Patients who poorly comply substantially under-spend on prescription drugs. They
tend to delay prescription refills, are predisposed to early discontinuation of
medicines intended for life-long use, and incur costly medical complications
that could be avoided when prescribed drugs are taken correctly. Pharmaceutical
products that can reliably minimize these
problems have a substantial unrealized market potential.
The annual cost of pharmaceutical noncompliance by patients in the United States
is well documented in the literature.

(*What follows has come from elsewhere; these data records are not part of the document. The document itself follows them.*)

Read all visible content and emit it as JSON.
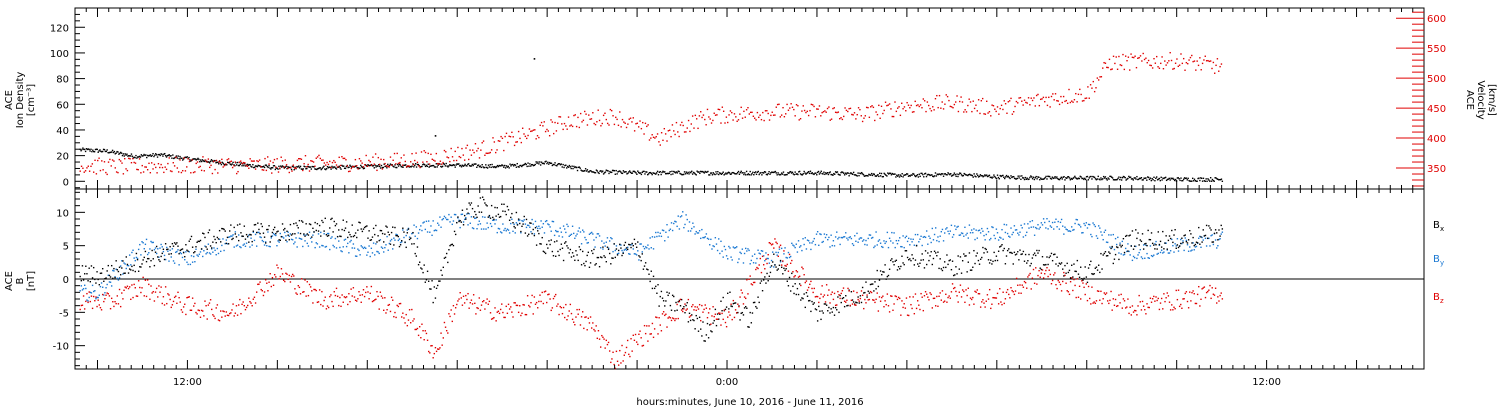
{
  "x_axis": {
    "xlabel": "hours:minutes, June 10, 2016 - June 11, 2016",
    "range_hours": [
      9.5,
      39.5
    ],
    "tick_labels": [
      {
        "hour": 12,
        "label": "12:00"
      },
      {
        "hour": 24,
        "label": "0:00"
      },
      {
        "hour": 36,
        "label": "12:00"
      }
    ],
    "major_ticks_every_hours": 2
  },
  "chart_data": [
    {
      "type": "scatter",
      "panel": "top",
      "ylabel": [
        "ACE",
        "Ion Density",
        "[cm⁻³]"
      ],
      "ylim": [
        -6,
        135
      ],
      "ytick_labels": [
        "0",
        "20",
        "40",
        "60",
        "80",
        "100",
        "120"
      ],
      "ytick_values": [
        0,
        20,
        40,
        60,
        80,
        100,
        120
      ],
      "y2label": [
        "ACE",
        "Velocity",
        "[km/s]"
      ],
      "y2lim": [
        315,
        617
      ],
      "y2tick_labels": [
        "350",
        "400",
        "450",
        "500",
        "550",
        "600"
      ],
      "y2tick_values": [
        350,
        400,
        450,
        500,
        550,
        600
      ],
      "grid": false,
      "series": [
        {
          "name": "",
          "axis": "left",
          "color": "#000000",
          "x": [
            9.6,
            10.2,
            10.8,
            11.4,
            12.0,
            13.0,
            14.0,
            15.0,
            16.0,
            17.0,
            18.0,
            19.0,
            20.0,
            21.0,
            22.0,
            23.0,
            24.0,
            25.0,
            26.0,
            27.0,
            28.0,
            29.0,
            30.0,
            31.0,
            32.0,
            33.0,
            34.0,
            35.0
          ],
          "y": [
            25,
            24,
            20,
            21,
            18,
            14,
            11,
            11,
            12,
            13,
            13,
            12,
            15,
            8,
            7,
            7,
            7,
            7,
            7,
            6,
            5,
            6,
            4,
            3,
            3,
            3,
            2,
            2
          ],
          "outliers": [
            {
              "x": 19.7,
              "y": 96
            },
            {
              "x": 17.5,
              "y": 36
            }
          ]
        },
        {
          "name": "",
          "axis": "right",
          "color": "#e00000",
          "x": [
            9.6,
            10.5,
            11.5,
            12.5,
            13.5,
            14.5,
            15.5,
            16.5,
            17.5,
            18.5,
            19.5,
            20.5,
            21.5,
            22.5,
            23.0,
            23.5,
            24.0,
            25.0,
            26.0,
            27.0,
            28.0,
            29.0,
            30.0,
            31.0,
            32.0,
            32.5,
            33.0,
            34.0,
            35.0
          ],
          "y": [
            355,
            353,
            355,
            356,
            355,
            358,
            359,
            362,
            368,
            382,
            405,
            430,
            438,
            400,
            420,
            436,
            440,
            445,
            445,
            440,
            455,
            460,
            450,
            465,
            475,
            527,
            528,
            530,
            520
          ]
        }
      ]
    },
    {
      "type": "scatter",
      "panel": "bottom",
      "ylabel": [
        "ACE",
        "B",
        "[nT]"
      ],
      "ylim": [
        -13.5,
        13.5
      ],
      "ytick_labels": [
        "-10",
        "-5",
        "0",
        "5",
        "10"
      ],
      "ytick_values": [
        -10,
        -5,
        0,
        5,
        10
      ],
      "grid": false,
      "zero_line": true,
      "series": [
        {
          "name": "Bx",
          "color": "#000000",
          "x": [
            9.6,
            10.0,
            11.0,
            12.0,
            13.0,
            14.0,
            15.0,
            16.0,
            17.0,
            17.5,
            18.0,
            18.5,
            19.0,
            19.5,
            20.0,
            21.0,
            22.0,
            22.5,
            23.0,
            23.5,
            24.0,
            24.5,
            25.0,
            26.0,
            27.0,
            28.0,
            29.0,
            30.0,
            31.0,
            32.0,
            33.0,
            34.0,
            35.0
          ],
          "y": [
            1,
            0.5,
            3,
            5,
            7,
            7,
            8,
            7,
            6,
            -3,
            9,
            11,
            10,
            8,
            5,
            3,
            5,
            -3,
            -4,
            -8,
            -3,
            -6,
            3,
            -5,
            -2,
            4,
            2,
            4,
            3,
            1,
            6,
            6,
            7
          ]
        },
        {
          "name": "By",
          "color": "#1a78d2",
          "x": [
            9.6,
            10.0,
            11.0,
            12.0,
            13.0,
            14.0,
            15.0,
            16.0,
            17.0,
            18.0,
            19.0,
            20.0,
            21.0,
            22.0,
            23.0,
            24.0,
            25.0,
            26.0,
            27.0,
            28.0,
            29.0,
            30.0,
            31.0,
            32.0,
            33.0,
            34.0,
            35.0
          ],
          "y": [
            -2,
            -2,
            5,
            3,
            6,
            6,
            6,
            4,
            7,
            9,
            8,
            8,
            6,
            4,
            9,
            4,
            3,
            6,
            6,
            6,
            7,
            7,
            8,
            8,
            4,
            5,
            6
          ]
        },
        {
          "name": "Bz",
          "color": "#e00000",
          "x": [
            9.6,
            10.2,
            11.0,
            12.0,
            13.0,
            14.0,
            15.0,
            16.0,
            17.0,
            17.5,
            18.0,
            19.0,
            20.0,
            21.0,
            21.5,
            22.0,
            23.0,
            24.0,
            25.0,
            26.0,
            27.0,
            28.0,
            29.0,
            30.0,
            31.0,
            32.0,
            33.0,
            34.0,
            35.0
          ],
          "y": [
            -3,
            -3.5,
            -1,
            -4,
            -5,
            1,
            -3,
            -2,
            -6,
            -11,
            -3,
            -5,
            -3,
            -7,
            -12,
            -9,
            -4,
            -6,
            5,
            -2,
            -3,
            -4,
            -2,
            -3,
            1,
            -2,
            -4,
            -3,
            -2
          ]
        }
      ]
    }
  ],
  "legend_bottom": {
    "bx_main": "B",
    "bx_sub": "x",
    "by_main": "B",
    "by_sub": "y",
    "bz_main": "B",
    "bz_sub": "z"
  },
  "colors": {
    "axis": "#000000",
    "density": "#000000",
    "velocity": "#e00000",
    "bx": "#000000",
    "by": "#1a78d2",
    "bz": "#e00000"
  }
}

Noncompliance includes the
financial cost of deaths, workdays lost, hospital and nursing home admissions,
and the cost to treat the resulting adverse drug reactions. It has been
conservatively estimated that the economic costs is $100 billion or
more per year in the United States.
Conclusion
So, how much should
America allocate for pharmaceuticals within its health care system? A
conservative answer - at least twice the amount we now spend. With current
spending for pharmaceuticals in the U.S. at more than $135 billion, that
represents a current underpayment of $135 billion per year. With
compliance rates of 50% or less and the resulting cost to
treat the resulting complications exceeding $100 billion per year, this is not a
difficult proposition to advocate.
In reality, the inflationary trend for pharmaceuticals in health care represents
a primal market self-correcting force. This trend cannot be moderated by
current or yet to be conceived insurance company cost containment efforts.
Even though spending increases for pharmaceuticals in the U.S. outstrips
hospital and physician spending growth by 4 to 5 times, the role of
pharmaceuticals in the U.S. is still relatively small when compared to European
and Japanese systems.
Until the U.S. health care system brings
its resource allocation into conformity with other leading industrial economies,
the inflationary trend for pharmaceuticals will continue unabated. Thus,
it is reasonable to assume that the current spending level of 10% will continue
to increase, until it reaches its natural level of 15% to 20% for overall health
care resource allocation.
The reader should consider that we are answering this question without factoring
in the new costs for genetics, biologicals, and
biopharmaceuticals that are looming upon the immediate horizon. The cost
pressures from these agents will drive the costs associated with pharmaceuticals
even higher.
Figure 3 provides a glimpse into the future. It illustrates the predicted
percent increase in spending that we will see for pharmaceuticals vs. total
national health care spending, when projected out to the year 2010.
When viewed from the perspective of relative health care spending allocation,
two inescapable realities become apparent. The first is that America does
not need to increase its projected total health care spending. We spent $1.2
trillion (13.6 percent of the GDP) in 1999. Spending will continue to grow
through 2008, at an average rate of 6.8 percent annually,
and will reach $2.2 trillion (16.2 percent of the gross domestic product [GDP]).
The second reality is more unpleasant for health care service providers to
contemplate. Current trends dictate that we will accommodate for the growth
in spending for pharmaceuticals by decreasing the percentage of resources we
currently allocate to pay for medical services. Thus, redistributing the
current spending within health care will be used to generate the $135 in
increased pharmaceutical spending over the next few years.